Sensibilidade = VP / (VP + FN). É a capacidade do teste de identificar corretamente os verdadeiros doentes.
A sensibilidade de um teste diagnóstico é a proporção de indivíduos com a doença que são corretamente identificados pelo teste como positivos. Ela é calculada pela razão entre o número de Verdadeiros Positivos (VP) e a soma dos Verdadeiros Positivos (VP) com os Falsos Negativos (FN).
A avaliação de testes diagnósticos é um pilar fundamental da epidemiologia clínica e da medicina baseada em evidências. Compreender as métricas de desempenho de um teste, como sensibilidade, especificidade, valores preditivos e razões de verossimilhança, é crucial para a tomada de decisões clínicas informadas. A sensibilidade é uma dessas métricas e se refere à capacidade de um teste em identificar corretamente os indivíduos que realmente possuem a doença (Verdadeiros Positivos) entre todos os indivíduos doentes. A sensibilidade é calculada pela razão entre o número de Verdadeiros Positivos (VP) e a soma dos Verdadeiros Positivos (VP) com os Falsos Negativos (FN). Um Falso Negativo ocorre quando um indivíduo doente é erroneamente classificado como não doente pelo teste. Portanto, um teste com alta sensibilidade é desejável em situações onde é crítico não perder nenhum caso da doença, como em testes de rastreamento para condições graves, pois minimiza a ocorrência de Falsos Negativos. Por exemplo, um teste de alta sensibilidade para uma doença fatal garantiria que a maioria dos doentes fosse identificada, permitindo intervenção precoce. No exemplo fornecido, com VP=80 e FN=20, a sensibilidade seria 80 / (80 + 20) = 80 / 100 = 0,8 ou 80%. É importante notar que a sensibilidade e a especificidade são características intrínsecas do teste e não são diretamente afetadas pela prevalência da doença na população, ao contrário dos valores preditivos. Residentes e estudantes de medicina devem dominar esses conceitos para interpretar corretamente os resultados de exames e aplicá-los de forma eficaz na prática clínica, evitando erros de diagnóstico e manejo.

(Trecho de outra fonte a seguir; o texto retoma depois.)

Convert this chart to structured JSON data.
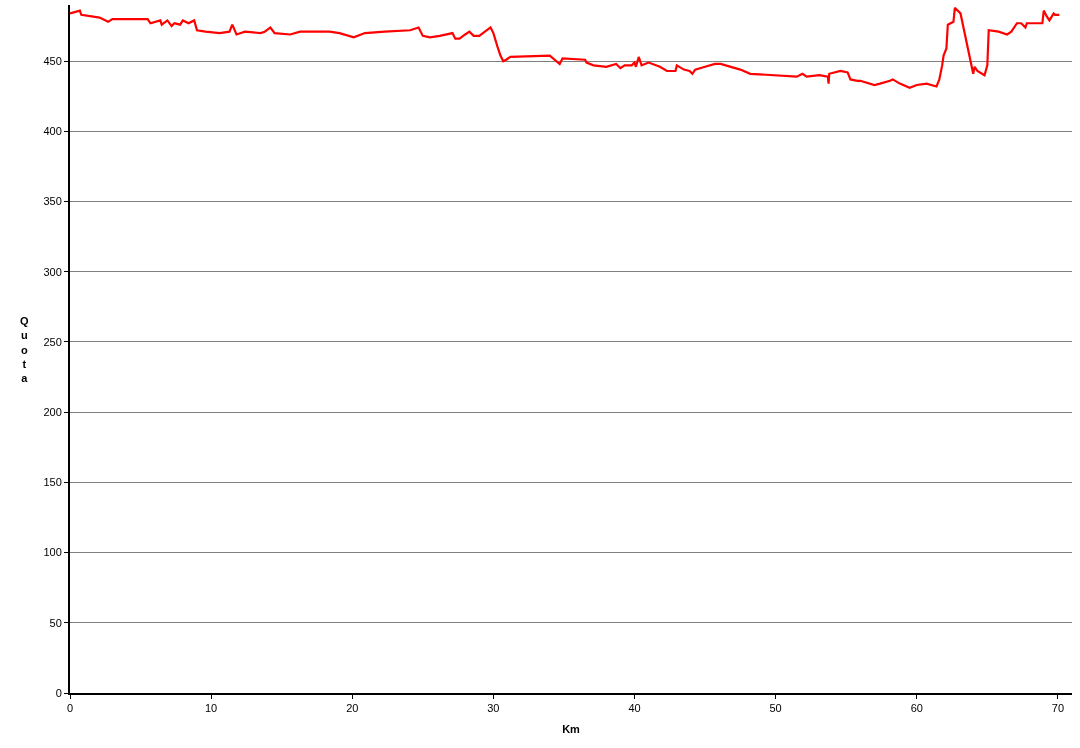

A sensibilidade é calculada pela fórmula: Sensibilidade = Verdadeiros Positivos (VP) / (Verdadeiros Positivos (VP) + Falsos Negativos (FN)). Ela representa a proporção de indivíduos doentes que o teste identifica corretamente como positivos.
Um teste com alta sensibilidade é bom para rastreamento, pois tem uma baixa taxa de falsos negativos. Isso significa que ele é eficaz em identificar a maioria dos indivíduos que realmente têm a doença, minimizando a chance de 'perder' um caso.
A sensibilidade mede a capacidade do teste de identificar corretamente os doentes (VP / (VP + FN)), enquanto a especificidade mede a capacidade do teste de identificar corretamente os não doentes (VN / (VN + FP)). Um teste altamente sensível é bom para 'descartar' a doença se o resultado for negativo, enquanto um teste altamente específico é bom para 'confirmar' a doença se o resultado for positivo.